Miss Hunter makes a superbly evil King with a wry sense of humour and her gender is never an issue. Her physical work is the result of six weeks labour under movement coach Glynn MacDonald, and is a real achievement. This Richard is horribly crippled with his right hand and arm twisted and his right foot never landing squarely on the ground. For 3¼ hours Miss Hunter rarely puts a foot wrong. She even remains in character in the Globe's traditional closing dance.
Master of Play (Director) Barry Kyle's strengths are in drawing great speeches from his actors and in creating set-pieces.
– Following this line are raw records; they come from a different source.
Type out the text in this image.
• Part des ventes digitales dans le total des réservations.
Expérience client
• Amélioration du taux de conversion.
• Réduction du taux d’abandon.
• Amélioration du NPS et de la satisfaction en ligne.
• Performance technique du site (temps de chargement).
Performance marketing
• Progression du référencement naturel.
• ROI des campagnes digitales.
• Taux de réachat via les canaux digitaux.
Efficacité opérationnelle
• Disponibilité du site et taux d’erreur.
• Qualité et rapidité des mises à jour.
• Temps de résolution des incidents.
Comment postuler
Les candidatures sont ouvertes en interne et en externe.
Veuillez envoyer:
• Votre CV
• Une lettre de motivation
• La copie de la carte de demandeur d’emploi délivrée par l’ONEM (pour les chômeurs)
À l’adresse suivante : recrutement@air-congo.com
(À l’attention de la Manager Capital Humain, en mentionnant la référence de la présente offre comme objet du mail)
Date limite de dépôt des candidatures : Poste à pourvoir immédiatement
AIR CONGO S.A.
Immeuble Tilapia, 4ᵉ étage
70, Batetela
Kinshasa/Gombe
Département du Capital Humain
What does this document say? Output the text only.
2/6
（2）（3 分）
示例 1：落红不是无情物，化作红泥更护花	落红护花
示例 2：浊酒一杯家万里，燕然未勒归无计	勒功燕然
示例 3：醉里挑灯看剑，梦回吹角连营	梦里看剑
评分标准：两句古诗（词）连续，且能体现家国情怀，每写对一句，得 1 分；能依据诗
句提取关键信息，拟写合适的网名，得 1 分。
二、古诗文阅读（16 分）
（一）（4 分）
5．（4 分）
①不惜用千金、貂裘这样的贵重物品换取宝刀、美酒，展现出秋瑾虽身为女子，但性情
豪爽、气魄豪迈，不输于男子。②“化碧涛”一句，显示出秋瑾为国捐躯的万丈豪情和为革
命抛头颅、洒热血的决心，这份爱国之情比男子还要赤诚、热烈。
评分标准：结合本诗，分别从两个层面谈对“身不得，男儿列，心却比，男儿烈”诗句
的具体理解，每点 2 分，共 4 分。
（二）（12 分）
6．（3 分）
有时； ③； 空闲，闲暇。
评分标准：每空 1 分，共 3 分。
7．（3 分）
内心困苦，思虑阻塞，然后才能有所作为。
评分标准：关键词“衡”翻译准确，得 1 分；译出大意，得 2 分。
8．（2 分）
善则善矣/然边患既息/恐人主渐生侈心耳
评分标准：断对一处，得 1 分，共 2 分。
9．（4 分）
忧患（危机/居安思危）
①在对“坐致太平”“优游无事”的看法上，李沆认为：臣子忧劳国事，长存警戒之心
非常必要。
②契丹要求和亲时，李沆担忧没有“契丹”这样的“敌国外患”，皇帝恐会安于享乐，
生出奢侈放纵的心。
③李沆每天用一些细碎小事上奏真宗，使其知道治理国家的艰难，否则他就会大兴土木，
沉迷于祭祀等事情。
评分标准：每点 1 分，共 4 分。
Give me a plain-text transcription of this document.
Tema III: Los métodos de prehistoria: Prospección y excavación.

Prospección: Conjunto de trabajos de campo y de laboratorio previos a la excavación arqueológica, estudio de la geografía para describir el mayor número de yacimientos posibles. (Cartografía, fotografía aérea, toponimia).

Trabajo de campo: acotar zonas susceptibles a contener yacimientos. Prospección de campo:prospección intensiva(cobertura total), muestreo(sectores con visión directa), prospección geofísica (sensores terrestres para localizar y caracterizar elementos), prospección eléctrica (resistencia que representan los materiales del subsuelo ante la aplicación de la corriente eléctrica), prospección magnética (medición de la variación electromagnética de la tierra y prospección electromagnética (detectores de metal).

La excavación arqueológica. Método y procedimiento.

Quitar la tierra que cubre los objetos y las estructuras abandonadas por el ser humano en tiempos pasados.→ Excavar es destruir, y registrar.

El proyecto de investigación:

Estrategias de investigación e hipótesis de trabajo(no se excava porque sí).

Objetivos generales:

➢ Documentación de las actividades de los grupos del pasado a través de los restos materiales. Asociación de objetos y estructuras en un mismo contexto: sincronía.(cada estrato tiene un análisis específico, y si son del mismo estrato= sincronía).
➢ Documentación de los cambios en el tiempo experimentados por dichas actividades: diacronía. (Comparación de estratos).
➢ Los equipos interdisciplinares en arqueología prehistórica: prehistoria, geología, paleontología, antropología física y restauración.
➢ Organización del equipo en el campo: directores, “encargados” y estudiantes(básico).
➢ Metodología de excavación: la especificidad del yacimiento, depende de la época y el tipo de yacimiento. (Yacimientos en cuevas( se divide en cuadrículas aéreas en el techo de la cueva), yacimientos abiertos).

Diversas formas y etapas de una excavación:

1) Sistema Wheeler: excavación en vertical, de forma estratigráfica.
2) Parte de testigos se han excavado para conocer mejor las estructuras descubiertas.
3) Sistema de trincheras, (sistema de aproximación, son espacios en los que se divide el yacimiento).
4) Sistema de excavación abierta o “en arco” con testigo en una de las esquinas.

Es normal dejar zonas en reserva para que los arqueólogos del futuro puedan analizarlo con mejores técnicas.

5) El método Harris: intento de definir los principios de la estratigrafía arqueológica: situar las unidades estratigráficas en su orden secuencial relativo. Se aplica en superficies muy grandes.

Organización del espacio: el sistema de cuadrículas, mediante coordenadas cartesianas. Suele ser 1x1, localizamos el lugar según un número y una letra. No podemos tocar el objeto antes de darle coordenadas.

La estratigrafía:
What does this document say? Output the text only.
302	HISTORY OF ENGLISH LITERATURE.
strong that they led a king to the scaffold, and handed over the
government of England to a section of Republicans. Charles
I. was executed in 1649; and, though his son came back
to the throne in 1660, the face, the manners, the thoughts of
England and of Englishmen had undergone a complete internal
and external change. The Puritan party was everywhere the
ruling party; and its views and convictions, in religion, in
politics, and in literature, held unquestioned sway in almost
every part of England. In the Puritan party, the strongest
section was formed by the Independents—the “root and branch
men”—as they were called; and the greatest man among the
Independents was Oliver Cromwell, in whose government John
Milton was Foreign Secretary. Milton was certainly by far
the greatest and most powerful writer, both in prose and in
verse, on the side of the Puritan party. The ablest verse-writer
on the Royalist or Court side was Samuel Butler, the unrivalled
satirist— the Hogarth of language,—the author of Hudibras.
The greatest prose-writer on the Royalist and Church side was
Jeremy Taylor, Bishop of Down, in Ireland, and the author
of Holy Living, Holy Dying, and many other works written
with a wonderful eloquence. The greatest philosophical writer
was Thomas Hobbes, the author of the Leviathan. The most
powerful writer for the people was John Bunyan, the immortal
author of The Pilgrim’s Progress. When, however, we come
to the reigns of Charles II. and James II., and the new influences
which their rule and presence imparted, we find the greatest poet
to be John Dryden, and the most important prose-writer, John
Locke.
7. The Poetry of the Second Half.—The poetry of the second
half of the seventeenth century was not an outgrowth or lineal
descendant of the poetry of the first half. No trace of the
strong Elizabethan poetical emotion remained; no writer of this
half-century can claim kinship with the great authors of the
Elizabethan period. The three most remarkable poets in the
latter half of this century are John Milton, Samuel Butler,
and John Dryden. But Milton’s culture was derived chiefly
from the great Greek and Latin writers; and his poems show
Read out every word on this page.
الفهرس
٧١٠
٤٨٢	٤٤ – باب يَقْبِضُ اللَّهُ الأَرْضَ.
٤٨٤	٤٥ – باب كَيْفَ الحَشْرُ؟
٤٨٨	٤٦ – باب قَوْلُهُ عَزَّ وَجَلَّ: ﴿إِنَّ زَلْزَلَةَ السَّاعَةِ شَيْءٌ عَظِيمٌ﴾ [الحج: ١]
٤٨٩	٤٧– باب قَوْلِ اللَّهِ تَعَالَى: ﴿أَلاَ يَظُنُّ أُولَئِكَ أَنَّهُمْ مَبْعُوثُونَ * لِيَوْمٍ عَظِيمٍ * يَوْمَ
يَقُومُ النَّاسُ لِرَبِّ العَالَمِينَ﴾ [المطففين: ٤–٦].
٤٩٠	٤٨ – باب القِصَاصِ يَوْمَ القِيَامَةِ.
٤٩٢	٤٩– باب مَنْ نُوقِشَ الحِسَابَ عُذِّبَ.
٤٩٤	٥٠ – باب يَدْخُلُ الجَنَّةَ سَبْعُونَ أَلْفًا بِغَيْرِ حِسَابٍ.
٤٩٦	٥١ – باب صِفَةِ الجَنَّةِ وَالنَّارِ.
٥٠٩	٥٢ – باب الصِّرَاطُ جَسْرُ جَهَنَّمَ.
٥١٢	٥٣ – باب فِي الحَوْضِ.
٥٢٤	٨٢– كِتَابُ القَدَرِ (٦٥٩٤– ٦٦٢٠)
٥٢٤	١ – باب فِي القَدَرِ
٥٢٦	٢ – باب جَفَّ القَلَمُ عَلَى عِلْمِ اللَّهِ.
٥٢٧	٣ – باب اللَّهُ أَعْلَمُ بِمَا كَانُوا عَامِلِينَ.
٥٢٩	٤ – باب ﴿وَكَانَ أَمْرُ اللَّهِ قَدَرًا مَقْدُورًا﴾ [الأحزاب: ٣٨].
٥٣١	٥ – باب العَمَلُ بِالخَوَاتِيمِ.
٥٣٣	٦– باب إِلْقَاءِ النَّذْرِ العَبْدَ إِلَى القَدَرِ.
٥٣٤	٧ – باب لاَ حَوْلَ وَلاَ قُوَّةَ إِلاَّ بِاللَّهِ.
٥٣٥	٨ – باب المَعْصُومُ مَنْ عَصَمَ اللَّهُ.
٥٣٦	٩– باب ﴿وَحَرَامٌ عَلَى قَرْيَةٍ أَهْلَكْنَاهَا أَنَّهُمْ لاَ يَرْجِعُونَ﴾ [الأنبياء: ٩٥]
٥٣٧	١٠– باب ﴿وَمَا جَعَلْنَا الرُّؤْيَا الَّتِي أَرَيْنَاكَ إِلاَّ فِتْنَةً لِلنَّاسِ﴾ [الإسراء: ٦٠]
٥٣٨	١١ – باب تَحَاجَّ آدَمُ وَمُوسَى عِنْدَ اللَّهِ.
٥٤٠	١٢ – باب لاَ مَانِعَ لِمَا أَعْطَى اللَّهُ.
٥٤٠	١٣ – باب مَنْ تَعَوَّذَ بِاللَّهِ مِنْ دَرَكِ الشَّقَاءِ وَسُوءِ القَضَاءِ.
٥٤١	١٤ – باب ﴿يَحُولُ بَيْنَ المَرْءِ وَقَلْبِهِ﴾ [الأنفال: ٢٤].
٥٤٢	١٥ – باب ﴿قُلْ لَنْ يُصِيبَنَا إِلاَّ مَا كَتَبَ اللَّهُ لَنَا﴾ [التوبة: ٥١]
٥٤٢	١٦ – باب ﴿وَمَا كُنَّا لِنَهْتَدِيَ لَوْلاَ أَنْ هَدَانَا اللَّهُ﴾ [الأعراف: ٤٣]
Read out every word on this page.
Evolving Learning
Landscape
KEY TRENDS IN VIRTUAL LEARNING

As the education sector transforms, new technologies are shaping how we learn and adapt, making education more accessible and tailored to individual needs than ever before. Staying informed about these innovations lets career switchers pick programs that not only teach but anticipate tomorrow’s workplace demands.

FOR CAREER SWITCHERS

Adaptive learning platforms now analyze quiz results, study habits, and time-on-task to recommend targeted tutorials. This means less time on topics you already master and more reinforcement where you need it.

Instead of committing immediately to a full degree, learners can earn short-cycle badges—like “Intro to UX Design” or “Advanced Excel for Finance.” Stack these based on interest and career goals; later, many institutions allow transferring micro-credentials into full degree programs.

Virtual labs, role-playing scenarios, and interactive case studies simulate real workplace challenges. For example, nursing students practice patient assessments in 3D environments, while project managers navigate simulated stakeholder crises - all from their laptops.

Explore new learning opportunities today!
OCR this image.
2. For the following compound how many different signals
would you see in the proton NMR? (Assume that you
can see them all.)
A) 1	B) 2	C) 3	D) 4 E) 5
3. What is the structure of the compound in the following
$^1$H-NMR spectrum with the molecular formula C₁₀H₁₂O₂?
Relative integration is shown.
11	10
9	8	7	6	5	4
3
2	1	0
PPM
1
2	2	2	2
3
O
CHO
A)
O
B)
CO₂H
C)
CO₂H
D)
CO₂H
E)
At various points, the King, Linda Bassett as Queen Margaret, Amanda Harris as Buckingham and Louise Bush as Richmond have chances to shine and all take them.
There are also poignant moments as the murders at Richard's behest mount; with the reported deaths of the two little princes, ideal roles for ladies, particularly sad.
Kyle's vision of Richard's victims attacking his dreams at Bosworth Field is also striking, as the white-clad, bloodied ghosts assail the King while comforting his rival, Richmond.
The doubling of parts in this production does cause some confusion as it is not always quite clear who some of the minor characters are, but with that proviso, this ladies' night is a real success for the Globe and nicely complements the gentlemen in Richard II.